‘If you’re on a first-name basis with the radio, you’ve made it,’ says actor Robin Williams, talking of the subject of this documentary, the sweetly smiling, sometimes ever-so-slightly petulant, wiry-haired Craig Castaldo, aka Radioman. The ultimate hanger-on, Castaldo has made it his business to know about every movie being shot in New York, right down to the last minute detail, (including having a stalker-like knowledge into each stars’ filming schedule).
Film & Cinema | Cinema Reviews
Diff film review: Radioman
Hollywood’s great and good line up to sentimentally sing the praises of homeless man who made himself a friend of the stars
Loyally camping out in the harsh climate of New York city’s streets, Castaldo has become a permanent fixture on every film set in the Big Apple, together with his trademark radio, which he keeps on a bit of string round his neck.

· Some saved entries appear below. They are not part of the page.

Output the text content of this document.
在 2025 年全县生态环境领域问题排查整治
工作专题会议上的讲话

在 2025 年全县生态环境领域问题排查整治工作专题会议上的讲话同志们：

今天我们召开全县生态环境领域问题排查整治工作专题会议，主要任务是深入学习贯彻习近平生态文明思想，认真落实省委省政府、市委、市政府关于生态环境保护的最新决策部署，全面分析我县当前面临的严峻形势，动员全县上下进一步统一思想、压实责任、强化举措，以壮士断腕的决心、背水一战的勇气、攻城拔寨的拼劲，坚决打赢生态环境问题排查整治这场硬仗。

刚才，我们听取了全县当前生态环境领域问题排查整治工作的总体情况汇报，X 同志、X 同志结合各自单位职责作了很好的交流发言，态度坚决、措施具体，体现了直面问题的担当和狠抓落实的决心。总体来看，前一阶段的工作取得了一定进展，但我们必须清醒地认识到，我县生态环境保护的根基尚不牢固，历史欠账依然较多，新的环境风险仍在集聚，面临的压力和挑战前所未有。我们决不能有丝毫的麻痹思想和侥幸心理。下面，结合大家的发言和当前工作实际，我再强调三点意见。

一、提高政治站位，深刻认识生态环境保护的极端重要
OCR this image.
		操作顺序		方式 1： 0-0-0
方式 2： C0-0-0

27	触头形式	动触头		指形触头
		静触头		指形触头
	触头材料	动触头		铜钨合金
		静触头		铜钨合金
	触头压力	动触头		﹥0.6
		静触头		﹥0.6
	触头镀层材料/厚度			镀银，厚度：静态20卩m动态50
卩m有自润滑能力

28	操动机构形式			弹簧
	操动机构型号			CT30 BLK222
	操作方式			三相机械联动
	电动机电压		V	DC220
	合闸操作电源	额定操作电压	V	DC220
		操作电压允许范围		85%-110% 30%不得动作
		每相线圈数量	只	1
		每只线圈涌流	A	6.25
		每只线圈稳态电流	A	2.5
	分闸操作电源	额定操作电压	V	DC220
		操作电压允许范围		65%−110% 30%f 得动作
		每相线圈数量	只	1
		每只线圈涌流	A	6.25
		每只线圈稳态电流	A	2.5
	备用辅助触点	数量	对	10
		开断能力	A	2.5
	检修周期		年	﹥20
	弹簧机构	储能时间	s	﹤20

His first brush with stardom came in 1990. Drunk and finding himself hanging about a New York street, he unwittingly bumps into Bruce Willis during the filming of Bonfire of the Vanities. Mistaking Willis for a down-and-out on account of his acting garb, the two strike up a conversation, Castaldo is invited onto the set, and the stage is set for a slew of cameos in more than 100 films.
Castaldo’s story is fascinating and heartbreaking, and one can only feel slight despair at the story of the lower middle-class boy, close to his mother but regularly beaten by a dominant father, who drinks himself into the gutter. But he got clean after a spell in the psychiatric ward of the city’s Bellevue Hospital and through a succession of bit parts that have come from years of hanging about on film sets he is no longer homeless, (he lives in a cockroach-infested dwelling packed full of video tapes of the stars he so admires).
The film may veer from an unspoken mockery of our subject to the more poignant moments that come from the insights into his own story, and the slew of Hollywood’s great and good who line up to sentimentally sing Castaldo’s praises is absorbing and says more about them than they probably would have liked. And although Castaldo’s only home may be the film set (not every star is willing to play along – James Gandolfini unceremoniously evicts him from his trailer at one point) one still feels that ultimately Radioman has made a success out of being a bit of a nuisance.